We agree to an extent, although Doherty would do well here to temper his assertion with the "marginal Jew" advice of John Meier. But even then, Doherty thinks that the impact is not evident, and this is a faulty interpretation of the evidence.

"The blazing star," he tells us, "immediately drops out of sight." "No contemporary historian, philosopher or popular writer records him."

If by contemporary Doherty means "living at the same time," then we have seen elsewhere that Philo is the only one whose work is left to us who might have had an interest in making a record. Indeed, since Doherty finds so much in common between Paul and Philo, the silence of Philo on Christians is just as "strange" under Doherty's thesis.

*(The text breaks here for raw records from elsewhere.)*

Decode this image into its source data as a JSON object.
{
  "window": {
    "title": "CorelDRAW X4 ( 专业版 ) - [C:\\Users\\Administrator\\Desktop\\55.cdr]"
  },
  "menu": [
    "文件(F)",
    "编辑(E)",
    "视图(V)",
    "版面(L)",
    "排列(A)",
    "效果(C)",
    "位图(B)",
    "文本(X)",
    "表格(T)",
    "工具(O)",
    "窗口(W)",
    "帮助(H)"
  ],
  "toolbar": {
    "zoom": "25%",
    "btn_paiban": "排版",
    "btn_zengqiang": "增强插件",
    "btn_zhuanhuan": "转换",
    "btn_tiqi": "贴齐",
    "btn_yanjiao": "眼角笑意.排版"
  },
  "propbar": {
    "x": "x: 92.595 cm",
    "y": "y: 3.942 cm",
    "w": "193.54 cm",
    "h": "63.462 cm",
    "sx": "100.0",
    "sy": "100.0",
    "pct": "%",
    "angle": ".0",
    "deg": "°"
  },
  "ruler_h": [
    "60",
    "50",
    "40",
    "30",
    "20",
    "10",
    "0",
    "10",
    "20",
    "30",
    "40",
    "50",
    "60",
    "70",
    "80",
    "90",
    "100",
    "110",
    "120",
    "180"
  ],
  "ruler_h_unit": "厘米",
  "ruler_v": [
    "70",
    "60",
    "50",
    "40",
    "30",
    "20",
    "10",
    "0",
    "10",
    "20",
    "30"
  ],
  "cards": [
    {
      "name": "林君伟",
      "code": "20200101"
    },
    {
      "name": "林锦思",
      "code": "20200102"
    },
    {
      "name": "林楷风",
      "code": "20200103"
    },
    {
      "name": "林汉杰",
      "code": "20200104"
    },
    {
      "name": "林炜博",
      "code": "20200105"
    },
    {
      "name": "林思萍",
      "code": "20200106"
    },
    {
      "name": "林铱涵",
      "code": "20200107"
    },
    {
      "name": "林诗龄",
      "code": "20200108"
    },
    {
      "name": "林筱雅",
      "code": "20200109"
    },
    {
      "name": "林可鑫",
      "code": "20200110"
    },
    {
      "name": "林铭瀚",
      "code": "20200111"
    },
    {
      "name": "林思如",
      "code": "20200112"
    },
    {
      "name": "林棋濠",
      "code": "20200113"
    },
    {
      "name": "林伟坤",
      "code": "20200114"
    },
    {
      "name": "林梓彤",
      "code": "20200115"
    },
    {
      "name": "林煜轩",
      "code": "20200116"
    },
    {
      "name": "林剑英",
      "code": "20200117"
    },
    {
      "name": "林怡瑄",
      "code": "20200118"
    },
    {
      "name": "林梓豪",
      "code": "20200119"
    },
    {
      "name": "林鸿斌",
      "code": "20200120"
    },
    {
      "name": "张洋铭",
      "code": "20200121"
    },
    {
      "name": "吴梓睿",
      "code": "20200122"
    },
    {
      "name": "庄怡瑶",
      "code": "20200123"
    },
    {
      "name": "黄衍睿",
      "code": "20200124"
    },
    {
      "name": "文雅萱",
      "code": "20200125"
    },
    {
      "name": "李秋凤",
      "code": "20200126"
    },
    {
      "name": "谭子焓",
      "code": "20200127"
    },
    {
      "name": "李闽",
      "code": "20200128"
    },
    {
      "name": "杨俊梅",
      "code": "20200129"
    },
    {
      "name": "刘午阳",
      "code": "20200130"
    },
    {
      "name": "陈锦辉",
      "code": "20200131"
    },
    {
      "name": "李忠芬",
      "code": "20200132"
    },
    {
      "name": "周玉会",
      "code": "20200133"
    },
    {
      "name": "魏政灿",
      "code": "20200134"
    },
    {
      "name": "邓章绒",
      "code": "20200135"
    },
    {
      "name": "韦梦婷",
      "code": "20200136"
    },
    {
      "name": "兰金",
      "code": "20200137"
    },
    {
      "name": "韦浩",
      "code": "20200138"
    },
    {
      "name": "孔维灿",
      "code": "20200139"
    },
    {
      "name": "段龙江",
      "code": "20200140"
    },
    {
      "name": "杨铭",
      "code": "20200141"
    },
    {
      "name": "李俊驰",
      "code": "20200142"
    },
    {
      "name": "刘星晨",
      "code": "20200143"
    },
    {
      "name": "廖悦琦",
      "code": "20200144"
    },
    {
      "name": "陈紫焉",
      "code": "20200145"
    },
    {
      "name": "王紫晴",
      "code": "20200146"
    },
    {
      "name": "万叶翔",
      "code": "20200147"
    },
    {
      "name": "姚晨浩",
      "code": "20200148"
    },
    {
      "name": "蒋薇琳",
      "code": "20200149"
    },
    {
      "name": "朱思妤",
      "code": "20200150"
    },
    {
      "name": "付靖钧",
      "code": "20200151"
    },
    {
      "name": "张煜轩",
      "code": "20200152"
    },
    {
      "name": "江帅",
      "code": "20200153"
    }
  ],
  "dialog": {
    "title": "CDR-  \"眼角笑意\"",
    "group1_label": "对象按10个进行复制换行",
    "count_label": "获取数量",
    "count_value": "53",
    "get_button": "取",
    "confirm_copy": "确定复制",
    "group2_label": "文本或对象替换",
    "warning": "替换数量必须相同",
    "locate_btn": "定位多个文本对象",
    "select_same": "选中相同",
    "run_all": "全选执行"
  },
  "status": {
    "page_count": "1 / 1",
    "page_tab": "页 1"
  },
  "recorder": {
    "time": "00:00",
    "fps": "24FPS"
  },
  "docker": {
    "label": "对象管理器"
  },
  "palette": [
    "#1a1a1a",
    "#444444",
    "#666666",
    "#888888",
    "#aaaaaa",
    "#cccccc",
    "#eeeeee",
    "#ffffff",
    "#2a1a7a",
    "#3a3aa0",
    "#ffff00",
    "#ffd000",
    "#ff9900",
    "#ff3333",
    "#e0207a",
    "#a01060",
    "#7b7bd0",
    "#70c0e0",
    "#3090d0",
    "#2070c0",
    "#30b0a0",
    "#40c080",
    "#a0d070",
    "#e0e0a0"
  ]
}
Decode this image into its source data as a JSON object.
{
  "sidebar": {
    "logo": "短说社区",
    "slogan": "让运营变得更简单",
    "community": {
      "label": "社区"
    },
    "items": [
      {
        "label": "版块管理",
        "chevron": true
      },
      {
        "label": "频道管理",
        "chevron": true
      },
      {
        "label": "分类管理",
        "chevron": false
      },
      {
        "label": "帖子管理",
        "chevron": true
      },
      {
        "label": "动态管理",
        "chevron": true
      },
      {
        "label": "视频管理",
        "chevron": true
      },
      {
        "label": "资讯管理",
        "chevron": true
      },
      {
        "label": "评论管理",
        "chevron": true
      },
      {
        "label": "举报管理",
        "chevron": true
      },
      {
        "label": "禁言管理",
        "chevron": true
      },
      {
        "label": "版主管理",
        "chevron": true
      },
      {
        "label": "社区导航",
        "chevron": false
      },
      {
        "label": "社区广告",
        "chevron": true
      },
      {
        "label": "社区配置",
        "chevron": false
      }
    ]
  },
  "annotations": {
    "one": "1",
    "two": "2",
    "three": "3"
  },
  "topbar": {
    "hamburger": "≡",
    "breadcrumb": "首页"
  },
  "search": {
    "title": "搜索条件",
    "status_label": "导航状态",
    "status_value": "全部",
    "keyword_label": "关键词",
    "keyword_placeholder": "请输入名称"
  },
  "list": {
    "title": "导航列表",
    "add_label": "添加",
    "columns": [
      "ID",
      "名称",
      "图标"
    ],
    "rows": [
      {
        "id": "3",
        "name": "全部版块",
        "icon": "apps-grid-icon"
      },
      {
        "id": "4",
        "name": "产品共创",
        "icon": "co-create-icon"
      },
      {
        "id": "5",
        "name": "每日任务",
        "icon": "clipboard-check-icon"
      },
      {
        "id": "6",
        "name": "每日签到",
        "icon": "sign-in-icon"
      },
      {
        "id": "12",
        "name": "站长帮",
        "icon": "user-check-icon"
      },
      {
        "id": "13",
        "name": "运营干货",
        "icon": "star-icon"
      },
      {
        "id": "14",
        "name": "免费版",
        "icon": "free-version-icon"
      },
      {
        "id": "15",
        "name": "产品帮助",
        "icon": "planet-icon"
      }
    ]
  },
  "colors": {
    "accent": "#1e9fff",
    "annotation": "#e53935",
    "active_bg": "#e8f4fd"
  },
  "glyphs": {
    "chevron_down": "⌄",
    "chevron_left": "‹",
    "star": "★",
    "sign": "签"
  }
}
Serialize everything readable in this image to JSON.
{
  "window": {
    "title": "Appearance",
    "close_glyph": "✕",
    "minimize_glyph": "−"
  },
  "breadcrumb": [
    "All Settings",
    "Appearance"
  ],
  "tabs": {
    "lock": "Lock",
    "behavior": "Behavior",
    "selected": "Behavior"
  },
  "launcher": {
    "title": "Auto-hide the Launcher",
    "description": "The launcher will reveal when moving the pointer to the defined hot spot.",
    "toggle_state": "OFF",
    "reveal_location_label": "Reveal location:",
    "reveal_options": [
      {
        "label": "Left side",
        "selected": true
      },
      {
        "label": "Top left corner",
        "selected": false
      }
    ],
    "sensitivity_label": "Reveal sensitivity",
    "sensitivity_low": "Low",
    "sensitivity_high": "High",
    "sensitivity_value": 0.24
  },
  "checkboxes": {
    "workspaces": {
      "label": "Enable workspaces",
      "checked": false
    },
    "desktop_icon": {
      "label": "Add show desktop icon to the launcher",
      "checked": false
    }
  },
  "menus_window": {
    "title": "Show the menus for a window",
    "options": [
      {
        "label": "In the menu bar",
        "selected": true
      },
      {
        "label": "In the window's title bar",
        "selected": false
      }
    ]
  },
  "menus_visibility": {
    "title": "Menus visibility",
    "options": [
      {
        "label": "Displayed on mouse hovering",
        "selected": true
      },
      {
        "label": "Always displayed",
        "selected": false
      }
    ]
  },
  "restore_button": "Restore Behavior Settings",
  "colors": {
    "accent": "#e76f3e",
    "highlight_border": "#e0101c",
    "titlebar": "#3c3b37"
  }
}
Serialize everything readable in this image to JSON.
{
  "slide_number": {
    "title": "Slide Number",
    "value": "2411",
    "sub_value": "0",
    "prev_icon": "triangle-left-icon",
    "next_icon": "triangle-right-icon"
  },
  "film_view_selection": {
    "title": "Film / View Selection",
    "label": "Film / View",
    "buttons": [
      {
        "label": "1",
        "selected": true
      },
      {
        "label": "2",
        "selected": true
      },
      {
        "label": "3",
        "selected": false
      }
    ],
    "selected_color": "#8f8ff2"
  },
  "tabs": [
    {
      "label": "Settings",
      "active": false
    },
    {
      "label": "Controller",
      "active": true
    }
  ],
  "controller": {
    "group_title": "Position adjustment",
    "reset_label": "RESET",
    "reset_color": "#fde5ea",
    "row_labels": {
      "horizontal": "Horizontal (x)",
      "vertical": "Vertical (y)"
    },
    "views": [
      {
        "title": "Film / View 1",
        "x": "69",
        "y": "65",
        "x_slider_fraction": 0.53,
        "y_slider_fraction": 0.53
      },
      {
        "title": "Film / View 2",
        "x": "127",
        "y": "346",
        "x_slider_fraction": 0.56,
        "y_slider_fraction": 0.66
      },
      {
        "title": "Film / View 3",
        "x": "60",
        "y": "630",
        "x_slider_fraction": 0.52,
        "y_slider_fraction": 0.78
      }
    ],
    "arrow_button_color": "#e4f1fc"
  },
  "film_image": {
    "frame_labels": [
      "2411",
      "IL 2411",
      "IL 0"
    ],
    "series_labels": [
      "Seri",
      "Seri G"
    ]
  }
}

"There is no sign of any tradition or phenomenon associated with him."

There is no sign of what Doherty thinks ought to be recorded; for example, when he says further, "Not a saying is quoted. Not a miracle is marvelled at.", he fails in the first instance to recognize the development of the Jesus-tradition within the epistles, and furthermore the practices of citation for the time; he fails in the second instance to show any relevance for such marveling, presuming instead upon the epistle-writers a low-context understanding of the world around them. In no case has Doherty shown any compelling interest or need for the mention of the things that he has suggested within the contexts that he has suggested, and the "high context" societal setting completely refutes any idea that such a mentality would exist to begin with.

If Doherty seeks a "blazing star" to follow, then he may perhaps consider that the Christian church itself, the body of Christ, is Jesus' legacy as a man who walked the earth. This is more relevant than it may seem, for Doherty has nowhere come close to satisfying the burden of proof that would be required to show that the Christian movement evolved from the point of a spiritual Christ, which I daresay would hardly have left the church in its wake as we now have it.